By Nov. 6, Chief Mike Brown said the District began taking action to mitigate the smoke traveling into the neighborhood. Szczurek said the first order of business was to burn large piles of smoldering vegetation to eliminate some of those heavy smoke producers. Fire crews used drip torches to burn out the fuels.

“On the tenth we put in a call to the Weather Service and saw their forecast called for a long range warming and drying trend,” Szczurek said. “So we stepped up the mitigation work because we’re definitely sensitive to the impacts on the Thanksgiving holiday.”

The steps to mitigate the smoke were laid out in a plan put together for the prescription ahead of time, which takes into account community impact and weather changes, Szczurek said.

Such plans are laid out for every prescription burn.

Another overriding concern, both Brown and Szczurek said, were the smoke impacts on the Mt. Rose Highway.

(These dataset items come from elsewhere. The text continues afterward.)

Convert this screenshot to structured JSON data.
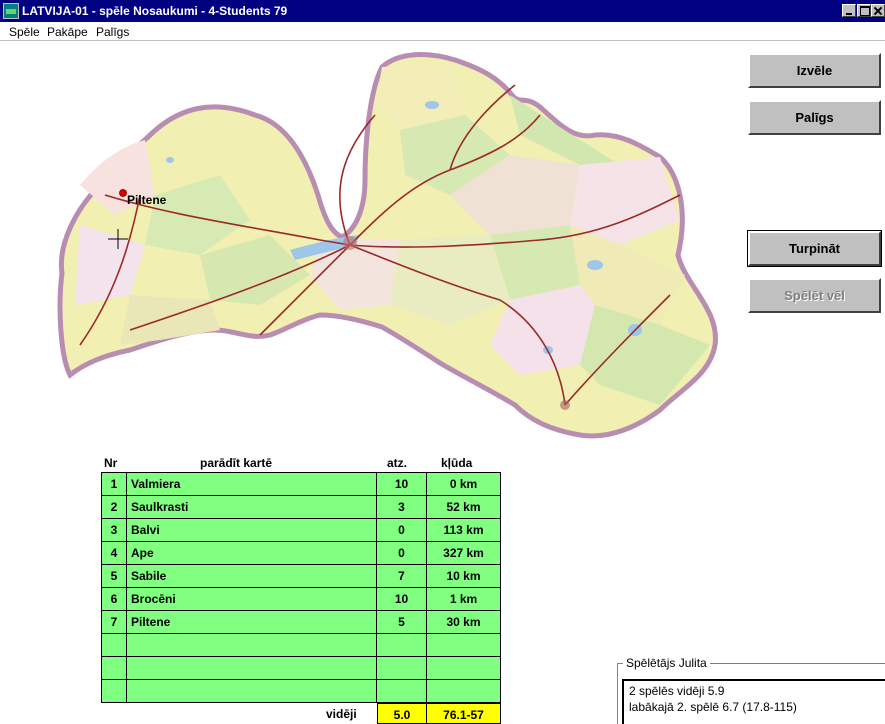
{
  "window": {
    "title": "LATVIJA-01 - spēle Nosaukumi - 4-Students 79"
  },
  "menu": {
    "items": [
      "Spēle",
      "Pakāpe",
      "Palīgs"
    ]
  },
  "map": {
    "marker_label": "Piltene"
  },
  "buttons": {
    "choose": "Izvēle",
    "help": "Palīgs",
    "continue": "Turpināt",
    "play_again": "Spēlēt vēl"
  },
  "table": {
    "headers": {
      "nr": "Nr",
      "name": "parādīt kartē",
      "score": "atz.",
      "error": "kļūda"
    },
    "rows": [
      {
        "nr": "1",
        "name": "Valmiera",
        "score": "10",
        "error": "0 km"
      },
      {
        "nr": "2",
        "name": "Saulkrasti",
        "score": "3",
        "error": "52 km"
      },
      {
        "nr": "3",
        "name": "Balvi",
        "score": "0",
        "error": "113 km"
      },
      {
        "nr": "4",
        "name": "Ape",
        "score": "0",
        "error": "327 km"
      },
      {
        "nr": "5",
        "name": "Sabile",
        "score": "7",
        "error": "10 km"
      },
      {
        "nr": "6",
        "name": "Brocēni",
        "score": "10",
        "error": "1 km"
      },
      {
        "nr": "7",
        "name": "Piltene",
        "score": "5",
        "error": "30 km"
      },
      {
        "nr": "",
        "name": "",
        "score": "",
        "error": ""
      },
      {
        "nr": "",
        "name": "",
        "score": "",
        "error": ""
      },
      {
        "nr": "",
        "name": "",
        "score": "",
        "error": ""
      }
    ],
    "average": {
      "label": "vidēji",
      "score": "5.0",
      "error": "76.1-57"
    }
  },
  "player": {
    "legend": "Spēlētājs Julita",
    "line1": "2 spēlēs vidēji  5.9",
    "line2": "labākajā 2. spēlē  6.7 (17.8-115)"
  },
  "colors": {
    "titlebar": "#000080",
    "table_cell": "#80ff80",
    "average_cell": "#ffff00",
    "face": "#c0c0c0"
  }
}
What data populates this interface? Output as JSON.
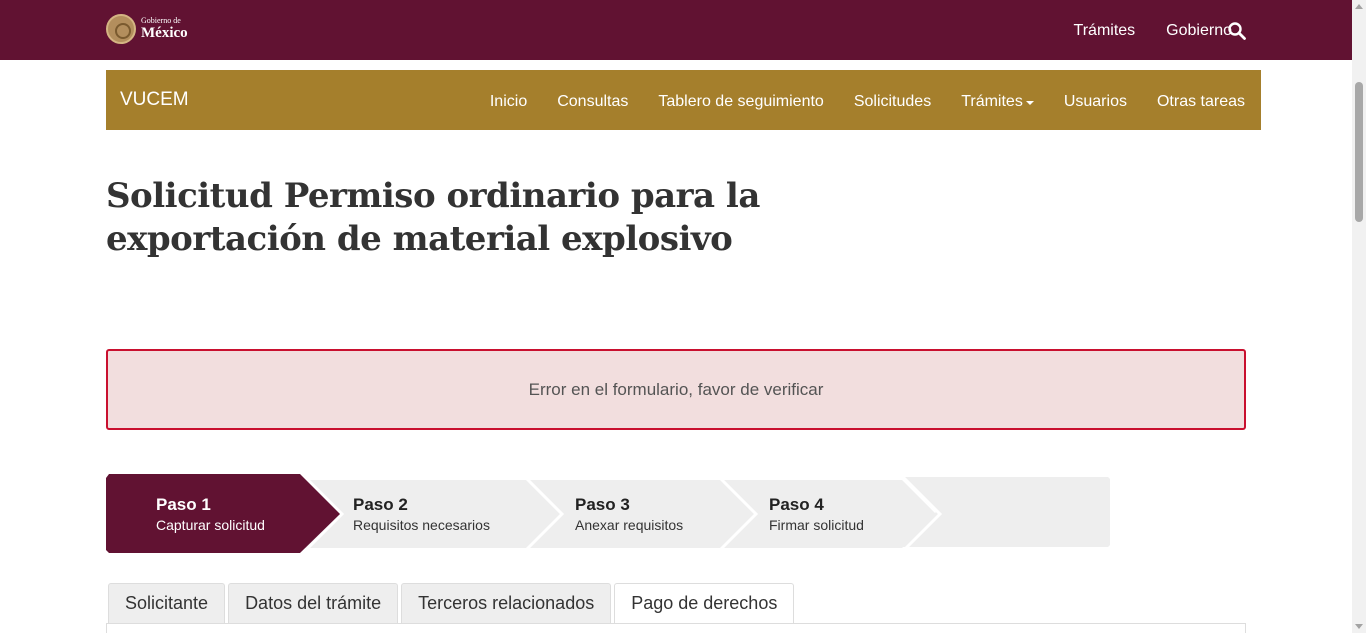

Szczurek said that as smoke spilled onto the highway, visibility was limited to just within the safest parameters possible.

“We had to move some of our burn signs closer to the road so people had a heads up to drive slow and had to place some flare patterns because the smoke became heavy,” Szczurek said.

In the future, Szczurek said, the Fire District will view this burn as a learning experience.

“With every burn we do we learn something new,” Szczurek said. “We’ll still have the same area to burn in the future but we’ll look to burn it on a smaller scale daily than the whole 50 acres. The day we burned, though, conditions were perfect, you just have to change your plans when the forecast isn’t exactly right.”

While Brown said the Fire District is sensitive to area residents during burns, they are important to the safety of area residents.

“We are very apologetic and sympathetic to these people,” Brown said. “But this is work we’ve got to get done. These are impacts we feel we can absorb.”

Officials from the District went to meet with area residents after the smoke entered the neighborhoods, Brown said, and are more than happy to explain the mitigation work done in the area.

While Franking said he was contacted by the Fire District, he would have liked a heads up that this was a possibility leading up to the burn.